The VALOR V fellows visited the Shenandoah Valley in March due to COVID altering our schedule. To us, the altered timing was par for the course for agriculturists managing their operations during this challenging year. It signified the ability of the group to be resilient and know that the changes in schedules didn’t impact the learning, rather it made the learning that much more memorable.

My takeaways were the lessons learned from an already changed (and ever changing) world of agriculture. Two dairies, two huge changes in the way they operate—Rainbow trout with the Leech family and robots with the Heatwole family. Locally grown cut flowers to grace the palettes of brides and beyond, already a recognition of the opportunities in a pre-COVID world. Ag inputs and trucking morphed into a business model shaped by the talents of its member-owners. Sweet syrup and plentiful timber from the resilient Highland County producers. Energy opportunities to power the valley for years to come.
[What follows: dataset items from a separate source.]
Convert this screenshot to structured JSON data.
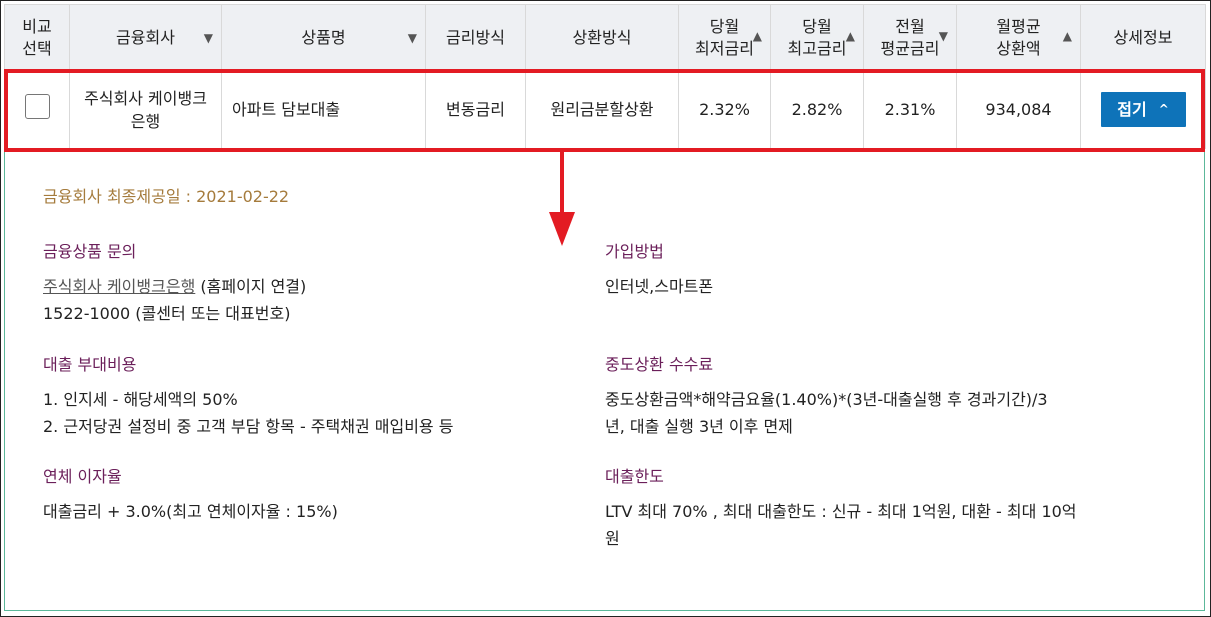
{
  "table": {
    "headers": {
      "compare": [
        "비교",
        "선택"
      ],
      "company": "금융회사",
      "product": "상품명",
      "rate_type": "금리방식",
      "repay": "상환방식",
      "min_rate": [
        "당월",
        "최저금리"
      ],
      "max_rate": [
        "당월",
        "최고금리"
      ],
      "avg_rate": [
        "전월",
        "평균금리"
      ],
      "monthly": [
        "월평균",
        "상환액"
      ],
      "detail": "상세정보"
    },
    "sort_icons": {
      "company": "▼",
      "product": "▼",
      "min_rate": "▲",
      "max_rate": "▲",
      "avg_rate": "▼",
      "monthly": "▲"
    },
    "row": {
      "company": [
        "주식회사 케이뱅크",
        "은행"
      ],
      "product": "아파트 담보대출",
      "rate_type": "변동금리",
      "repay": "원리금분할상환",
      "min_rate": "2.32%",
      "max_rate": "2.82%",
      "avg_rate": "2.31%",
      "monthly": "934,084",
      "fold_label": "접기",
      "fold_icon": "^"
    }
  },
  "detail": {
    "provide_date": "금융회사 최종제공일 : 2021-02-22",
    "inquiry": {
      "title": "금융상품 문의",
      "link": "주식회사 케이뱅크은행",
      "link_suffix": " (홈페이지 연결)",
      "phone": "1522-1000 (콜센터 또는 대표번호)"
    },
    "join": {
      "title": "가입방법",
      "body": "인터넷,스마트폰"
    },
    "extra_cost": {
      "title": "대출 부대비용",
      "line1": "1. 인지세 - 해당세액의 50%",
      "line2": "2. 근저당권 설정비 중 고객 부담 항목 - 주택채권 매입비용 등"
    },
    "early_fee": {
      "title": "중도상환 수수료",
      "line1": "중도상환금액*해약금요율(1.40%)*(3년-대출실행 후 경과기간)/3",
      "line2": "년, 대출 실행 3년 이후 면제"
    },
    "overdue": {
      "title": "연체 이자율",
      "body": "대출금리 + 3.0%(최고 연체이자율 : 15%)"
    },
    "limit": {
      "title": "대출한도",
      "line1": "LTV 최대 70% , 최대 대출한도 : 신규 - 최대 1억원, 대환 - 최대 10억",
      "line2": "원"
    }
  },
  "colors": {
    "highlight": "#e31b23",
    "button": "#0e73b9",
    "section_title": "#6b1f5a",
    "date_text": "#a57b3c",
    "detail_border": "#5cb89a"
  }
}
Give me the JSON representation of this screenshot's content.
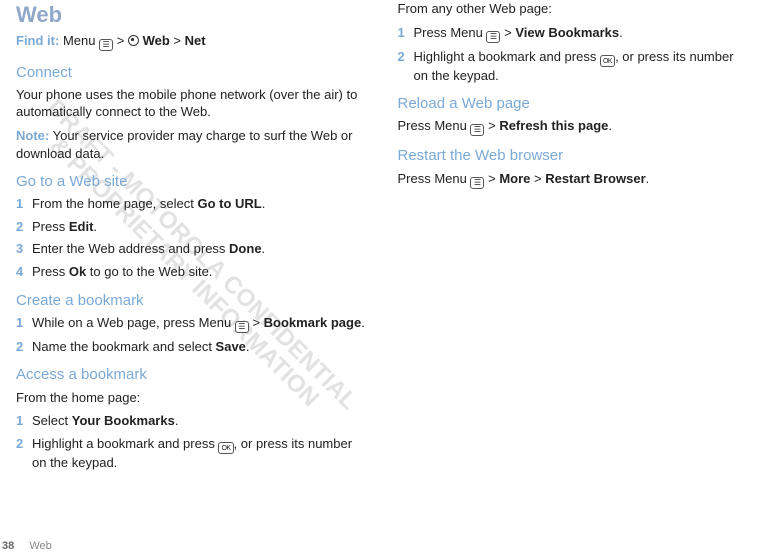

All of these companies recognized the changing markets. Some were days in the making as with Harmony Harvest Flowers pivoting to online-sales direct to consumers. Others were years in the making as with the Houff businesses continually tweaking their operation until that next big opportunity presented itself.

What made these operations stand out was their roots-strong and deep. The Valley is known as the breadbasket of the state for its ag production. Its fertile soil provides food for communities far and wide. This area also produces the strong leaders whose deep character withstands the changing environment of this world.